Kushner played a role in the Trump administration’s criminal justice reform push, which led to the president signing the First Step Act. The campaign frequently contrasts this record with that of presumptive Democratic nominee Joe Biden’s support for the 1994 crime bill, which critics say promoted the mass incarceration of minorities, and hopes to make inroads with black men in November.

“In stark contrast to Biden, President Trump has an inclusive agenda that puts every American first,” said Steve Guest, the Republican National Committee’s rapid response director, in a statement on Wednesday.

But Carlson has been critical of this approach. “At times, [Trump] seems aware that he’s being led in the wrong direction and often derides Kushner as a liberal. And that’s correct, Kushner is, but he’s convinced the president that throwing open the prisons is the key to winning African American votes in the fall, and that those votes are essential to his reelection.”

Immigration hawks were dismayed when Trump added the issue to Kushner’s portfolio, alongside Middle East peace. The Kushner plan does pursue their objective of shifting from family-based to employment-based immigration but does not seek to reduce overall numbers, like a similar piece of legislation by Republican Sens. Tom Cotton of Arkansas and David Perdue of Georgia that Trump once endorsed. Kushner is said to view immigration restrictionists warily, though he is close to Stephen Miller, one of the president’s top advisers on the issue.
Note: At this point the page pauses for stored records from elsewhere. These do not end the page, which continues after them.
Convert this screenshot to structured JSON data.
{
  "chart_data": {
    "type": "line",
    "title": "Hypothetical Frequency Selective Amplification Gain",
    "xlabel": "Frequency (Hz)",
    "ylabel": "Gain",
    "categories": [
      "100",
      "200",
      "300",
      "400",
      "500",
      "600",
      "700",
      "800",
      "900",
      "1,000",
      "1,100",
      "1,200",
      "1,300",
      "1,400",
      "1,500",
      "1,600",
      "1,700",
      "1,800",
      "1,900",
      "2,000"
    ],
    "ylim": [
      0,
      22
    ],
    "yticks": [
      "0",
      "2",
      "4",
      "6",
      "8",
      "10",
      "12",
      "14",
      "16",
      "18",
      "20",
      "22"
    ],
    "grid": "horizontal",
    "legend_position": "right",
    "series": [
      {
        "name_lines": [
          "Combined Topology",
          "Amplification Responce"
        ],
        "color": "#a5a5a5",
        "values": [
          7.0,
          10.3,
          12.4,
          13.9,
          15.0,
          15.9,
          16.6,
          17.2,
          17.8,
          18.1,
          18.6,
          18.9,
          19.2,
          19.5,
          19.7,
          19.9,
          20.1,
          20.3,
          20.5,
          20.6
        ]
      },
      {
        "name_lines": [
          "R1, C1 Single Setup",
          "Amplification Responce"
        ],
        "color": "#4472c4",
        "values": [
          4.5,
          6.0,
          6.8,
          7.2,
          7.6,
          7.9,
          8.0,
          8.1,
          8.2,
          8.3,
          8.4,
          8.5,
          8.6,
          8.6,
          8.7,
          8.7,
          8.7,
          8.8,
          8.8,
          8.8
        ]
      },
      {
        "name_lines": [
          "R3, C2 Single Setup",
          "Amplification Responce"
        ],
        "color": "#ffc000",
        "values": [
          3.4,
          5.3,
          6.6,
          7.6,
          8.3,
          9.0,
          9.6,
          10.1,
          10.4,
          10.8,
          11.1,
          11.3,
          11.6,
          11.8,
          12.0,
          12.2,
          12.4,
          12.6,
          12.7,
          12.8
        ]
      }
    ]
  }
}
When Trump took office, he didn’t have deep connections in Washington or with the Republican Party’s governing class. The party establishment had mostly opposed him during the primaries and remained cool toward him until his surprise November victory. Trump staffed his administration with a combination of populists in the Steve Bannon mold, who thought discarding some conventional Republican ideology in favor of a more nationalist version of conservatism was key to their victory, and GOP regulars with experience on the Hill or George W. Bush’s administration. Ivanka Trump and Kushner were added as people personally loyal to the president.

But unlike Donald Trump Jr., Kushner and his wife were originally not even Republicans, much less conservatives. Populists called them and allies such as former National Economic Council Director Gary Cohn the “New York Democrats.”

“Ivanka was there to protect the family brand,” said a Republican strategist who requested anonymity to speak about them. “Jared has become a player.”

“Trump won his presidency by appealing to socially conservative and economically moderate voters that cast their ballot for Obama or hadn’t voted in years,” said Ryan Girdusky, co-author with Trump campaign advisory board member Harlan Hill of They’re Not Listening: How the Elites Created the Nationalist Populist Revolution. “Kushner despises those kinds of voters. Kushner has filled the administration with people who undercut Trump and his voters at every turn.”

When politicians disappoint their true believers, advisers often get the blame. Jeff Weaver played this role for Bernie Sanders, Michael Deaver for Ronald Reagan, Bay Buchanan for Pat Buchanan, Jesse Benton for Ron Paul — and Kushner for Trump.

“If Trump loses his reelection,” Girdusky said, “it [will be] because he relied too much on Jared Kushner.”